RÉVOLUTİON VERTE ET NOURRİTURE RAFFİNÉE

Que ce soit en inde ou en Afrique, l’alimentation traditionnelle a laissé place à une nourriture de plus en plus raffinée. La « Révolution Verte » a détruit la sécurité alimentaire régionale basée sur des céréales diversifiées et l’a remplacée principalement par du blé et du riz, extrêmement raffinés.

Aujourd’hui, l’Inde est classée très bas sur l’index de malnutrition mondial : 94ème sur 118 pays, à la traîne derrière le Pakistan et la Chine (5).

A l’opposé, les millets ne sont pas affinés. Ils permettent aux paysans d’être autonomes et plus résistants face aux crises alimentaires. Même si ce n’est pas la cause première, la facilité de cuisson du riz a aussi plaidé en sa faveur. Il est urgent de mettre au point de nouvelles créations culinaires à partir de millets.

 LE CAS DE L’AFRİQUE

 En héritage de la colonisation certains pays africains ont adopté la baguette, fabriquée avec du blé importé, ce qui les rend fragiles face aux cours mondiaux. Raffinée, cette baguette ne peut couvrir les besoins essentiels. Mais en Afrique aussi, les millets sont ringardisés, et les producteurs locaux peinent à écouler leur production de mil. 

 UNE HİSTOİRE COMMUNE À PROLONGER

journée mondiale de la terre avec en offrande un monticule de semences de millet chez jayaram
journée mondiale de la terre avec en offrande un monticule de semences de millet chez jayaram

Une popularisation mondiale des millets permettrait de moderniser leur image et de contribuer au travail des militants en Inde et en Afrique. Au regard de la réaction des indiens devant mon intérêt « d’occidentale », j’ai vite compris que si l’Occident se mettait à cultiver et consommer des millets, la perception des indiens sur leur héritage pourrait évoluer plus facilement ; qu’ils pourraient aisément en être fiers aux yeux de leur propre jeunesse, comme à ceux du monde.

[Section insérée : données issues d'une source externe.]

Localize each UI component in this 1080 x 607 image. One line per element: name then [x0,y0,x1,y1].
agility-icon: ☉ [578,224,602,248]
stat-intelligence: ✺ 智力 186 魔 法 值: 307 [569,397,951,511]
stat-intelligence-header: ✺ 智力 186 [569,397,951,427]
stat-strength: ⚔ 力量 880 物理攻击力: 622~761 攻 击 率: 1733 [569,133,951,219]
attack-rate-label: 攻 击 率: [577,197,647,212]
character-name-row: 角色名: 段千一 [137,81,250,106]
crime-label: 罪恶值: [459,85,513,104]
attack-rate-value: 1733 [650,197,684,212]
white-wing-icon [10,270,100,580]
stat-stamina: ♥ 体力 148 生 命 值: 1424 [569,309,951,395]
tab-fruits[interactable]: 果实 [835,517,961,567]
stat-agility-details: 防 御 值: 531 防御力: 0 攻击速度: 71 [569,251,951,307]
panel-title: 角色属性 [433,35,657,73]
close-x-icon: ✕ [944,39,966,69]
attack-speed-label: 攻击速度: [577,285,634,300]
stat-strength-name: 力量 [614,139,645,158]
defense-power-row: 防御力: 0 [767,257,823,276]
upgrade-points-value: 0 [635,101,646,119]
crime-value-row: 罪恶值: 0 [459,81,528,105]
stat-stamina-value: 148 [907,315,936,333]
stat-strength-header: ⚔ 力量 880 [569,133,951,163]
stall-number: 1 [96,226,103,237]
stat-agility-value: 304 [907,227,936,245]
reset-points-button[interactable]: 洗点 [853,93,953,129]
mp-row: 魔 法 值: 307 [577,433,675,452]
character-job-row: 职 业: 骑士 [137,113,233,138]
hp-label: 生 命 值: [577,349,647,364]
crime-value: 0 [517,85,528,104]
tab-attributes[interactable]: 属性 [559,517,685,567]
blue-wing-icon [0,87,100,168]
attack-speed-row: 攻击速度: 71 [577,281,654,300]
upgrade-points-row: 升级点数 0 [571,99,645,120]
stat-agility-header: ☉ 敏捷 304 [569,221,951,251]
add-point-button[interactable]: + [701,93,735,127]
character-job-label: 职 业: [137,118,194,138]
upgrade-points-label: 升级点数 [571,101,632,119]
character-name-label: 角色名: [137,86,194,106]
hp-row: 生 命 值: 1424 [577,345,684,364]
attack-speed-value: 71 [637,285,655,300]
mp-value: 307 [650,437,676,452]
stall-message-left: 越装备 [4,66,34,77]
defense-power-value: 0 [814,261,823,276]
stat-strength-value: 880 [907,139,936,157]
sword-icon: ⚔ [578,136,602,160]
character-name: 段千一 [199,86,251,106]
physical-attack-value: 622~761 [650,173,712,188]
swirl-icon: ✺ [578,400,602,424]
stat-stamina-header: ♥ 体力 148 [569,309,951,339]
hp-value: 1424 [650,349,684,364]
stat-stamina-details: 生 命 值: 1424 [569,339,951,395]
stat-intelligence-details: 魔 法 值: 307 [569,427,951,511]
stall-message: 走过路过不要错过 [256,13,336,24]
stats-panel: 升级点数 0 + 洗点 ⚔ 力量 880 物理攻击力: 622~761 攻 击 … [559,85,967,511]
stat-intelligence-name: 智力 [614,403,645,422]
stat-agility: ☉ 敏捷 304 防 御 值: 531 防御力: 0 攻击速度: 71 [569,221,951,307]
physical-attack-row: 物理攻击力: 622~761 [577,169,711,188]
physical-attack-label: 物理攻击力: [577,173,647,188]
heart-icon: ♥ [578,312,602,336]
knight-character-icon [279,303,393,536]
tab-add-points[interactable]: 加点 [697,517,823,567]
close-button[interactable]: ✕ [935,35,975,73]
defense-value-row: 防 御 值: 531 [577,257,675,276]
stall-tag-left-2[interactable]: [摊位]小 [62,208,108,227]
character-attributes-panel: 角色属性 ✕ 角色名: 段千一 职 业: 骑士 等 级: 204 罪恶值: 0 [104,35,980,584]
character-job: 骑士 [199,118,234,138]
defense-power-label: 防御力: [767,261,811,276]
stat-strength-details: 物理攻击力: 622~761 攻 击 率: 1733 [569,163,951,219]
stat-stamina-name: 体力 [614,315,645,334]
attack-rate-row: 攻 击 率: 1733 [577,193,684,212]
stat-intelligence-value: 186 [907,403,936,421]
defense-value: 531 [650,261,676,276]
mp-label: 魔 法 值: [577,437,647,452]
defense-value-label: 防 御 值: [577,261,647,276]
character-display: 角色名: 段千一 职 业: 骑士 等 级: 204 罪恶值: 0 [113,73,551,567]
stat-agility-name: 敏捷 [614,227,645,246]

AVANT D‘ÊTRE ÉVİNCÉS PAR LA RÉVOLUTİON VERTE, LES MİLLETS ÉTAİENT CULTİVÉS EN FRANCE

 

Je découvre en même temps avec émotion que mon grand-père en cultivait dans sa ferme tout près de la frontière vendéenne. Je suis stupéfaite, toute une tradition est en train de disparaitre. Il nous faut redonner à cette céréale la place qu’elle n’aurait jamais dû perdre, et faire revivre nos semences traditionnelles. 


NOTES :

1/wwoofing : Pour les voyageurs adeptes de l’écologie, le wwoofing consiste à échanger du travail contre le gîte et le couvert dans des fermes biologiques, à travers le monde.

2/Narayanna Reddy est interviewé par Coline Serreau dans son documentaire « Solutions locales pour désordre global ».

3/ institut International de Recherche sur les Politiques Alimentaires.

4/ www.thegreenpath.in

5/Institut International de Recherche sur les Politiques Alimentaires.